Proof that $\ \gcd(e,\sigma)=1\ $

Let $\ w=\gcd(e,\sigma)\ $ and $\ e^v=h\mu\ $. Then $\ e^{v+1}=eh\mu\ $, so $\ wh|e^{v+1}\ $, and $\ s=\sigma h\ $, so $\ wh|s\ $. Therefore $\ wh|\gcd\big(e^{v+1},s\big)\ $. But $\ h=\gcd\big(e^{v+1},s\big)\ $ by definition of $\ v\ $. Therefore $\ w=1\ $.
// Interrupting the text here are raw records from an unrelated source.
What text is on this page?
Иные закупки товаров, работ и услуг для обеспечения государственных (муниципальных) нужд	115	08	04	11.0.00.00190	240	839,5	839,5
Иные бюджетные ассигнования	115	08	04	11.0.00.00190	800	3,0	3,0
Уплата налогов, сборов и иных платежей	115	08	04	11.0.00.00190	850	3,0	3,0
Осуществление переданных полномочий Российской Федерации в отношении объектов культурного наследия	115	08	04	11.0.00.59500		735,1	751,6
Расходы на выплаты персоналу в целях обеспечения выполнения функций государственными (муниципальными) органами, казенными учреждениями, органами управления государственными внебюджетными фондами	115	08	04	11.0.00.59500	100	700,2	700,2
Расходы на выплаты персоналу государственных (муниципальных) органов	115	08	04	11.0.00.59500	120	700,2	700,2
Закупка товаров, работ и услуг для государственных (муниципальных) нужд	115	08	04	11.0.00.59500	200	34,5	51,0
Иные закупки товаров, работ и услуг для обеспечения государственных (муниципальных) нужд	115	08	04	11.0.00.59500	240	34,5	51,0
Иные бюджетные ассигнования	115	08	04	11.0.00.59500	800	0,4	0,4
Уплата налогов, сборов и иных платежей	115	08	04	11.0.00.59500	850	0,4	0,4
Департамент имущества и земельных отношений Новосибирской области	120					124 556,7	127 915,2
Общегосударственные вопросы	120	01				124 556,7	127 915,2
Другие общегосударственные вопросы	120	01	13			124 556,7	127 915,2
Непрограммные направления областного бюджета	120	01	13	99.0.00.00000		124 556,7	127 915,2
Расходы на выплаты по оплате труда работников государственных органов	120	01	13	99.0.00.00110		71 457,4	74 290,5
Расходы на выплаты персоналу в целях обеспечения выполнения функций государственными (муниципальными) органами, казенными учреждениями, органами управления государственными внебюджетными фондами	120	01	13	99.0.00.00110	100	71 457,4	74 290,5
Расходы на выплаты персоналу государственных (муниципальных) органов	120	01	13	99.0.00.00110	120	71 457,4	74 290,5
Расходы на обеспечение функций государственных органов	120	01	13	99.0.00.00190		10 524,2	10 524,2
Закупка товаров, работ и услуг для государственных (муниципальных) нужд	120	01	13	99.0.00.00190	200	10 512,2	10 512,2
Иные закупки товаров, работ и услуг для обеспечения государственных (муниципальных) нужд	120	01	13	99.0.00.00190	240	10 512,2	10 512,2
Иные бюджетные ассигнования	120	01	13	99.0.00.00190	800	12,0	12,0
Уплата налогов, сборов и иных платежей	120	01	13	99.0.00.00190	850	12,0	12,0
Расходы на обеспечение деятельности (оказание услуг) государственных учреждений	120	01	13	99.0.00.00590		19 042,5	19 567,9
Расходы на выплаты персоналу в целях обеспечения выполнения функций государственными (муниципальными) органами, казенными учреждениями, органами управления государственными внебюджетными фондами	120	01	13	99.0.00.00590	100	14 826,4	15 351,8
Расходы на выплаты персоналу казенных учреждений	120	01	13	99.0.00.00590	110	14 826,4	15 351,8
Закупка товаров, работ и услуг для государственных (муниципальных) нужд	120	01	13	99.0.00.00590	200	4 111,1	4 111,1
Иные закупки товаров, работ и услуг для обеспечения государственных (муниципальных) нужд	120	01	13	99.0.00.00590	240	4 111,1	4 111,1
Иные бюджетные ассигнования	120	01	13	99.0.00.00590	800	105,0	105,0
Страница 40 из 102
Proof that $\ M^\sigma\equiv1$$\pmod{n}\ $:

case $\mathbf{1:}\ \ \sigma\ne1\ $.

Since $\ h\mid e^v\ $, and $\ e, \phi(n)\ $ must be relatively prime, then so must $\ h, \phi(n)\ $. Let $\ g=\gcd(s,\phi(n))\ $. Then $\ h,g\ $ must be relatively prime, and there must exist integers $\ q, r\ $ such that $$ g=qs+r\phi(n)\ . $$ Therefore, \begin{align} M^g&\equiv \big(M^s\big)^q\big(M^{\phi(n)}\big)^r\pmod{n}\\ &\equiv 1\pmod{n}\ . \end{align} Now $\ g\,|s=\sigma h\ $, and since $\ h,g\ $ are relatively prime, then $\ g\ $ must divide $\ \sigma\ $. Therefore \begin{align} M^\sigma&\equiv M^{gt}\pmod{n}\ \ \text{ for some integer }\ t\\ &\equiv 1\pmod{n}\ . \end{align}

case $\ \mathbf{2:}\ \ \sigma=1\ $.

Since $\ s=h|e^v\ $ in this case, then $\ M^{e^v}\equiv1\pmod{n}\ $ and $\ 1\equiv\big(M^{e^v}\big)^{d^v}\equiv M^{(ed)^v}\pmod{n} $. But for any positive integer $\ u\ $, $\ M^{(ed)^{u+1}}\equiv$$\big(M^{ed}\big)^{(ed)^u}\equiv$$M^{(ed)^u}\pmod{n}\ $. By induction, therefore, $\ M^{(ed)^u}$$\equiv M^{ed}$$\equiv M\pmod{n}\ $ for all positive integers $\ u\ $. In particular, $\ M^\sigma= M\equiv M^{(ed)^v}$$\equiv1\pmod{n}\ $.

Acknowledgement

Thanks to Bill Dubuque for pointing out an error in an earlier version of this answer.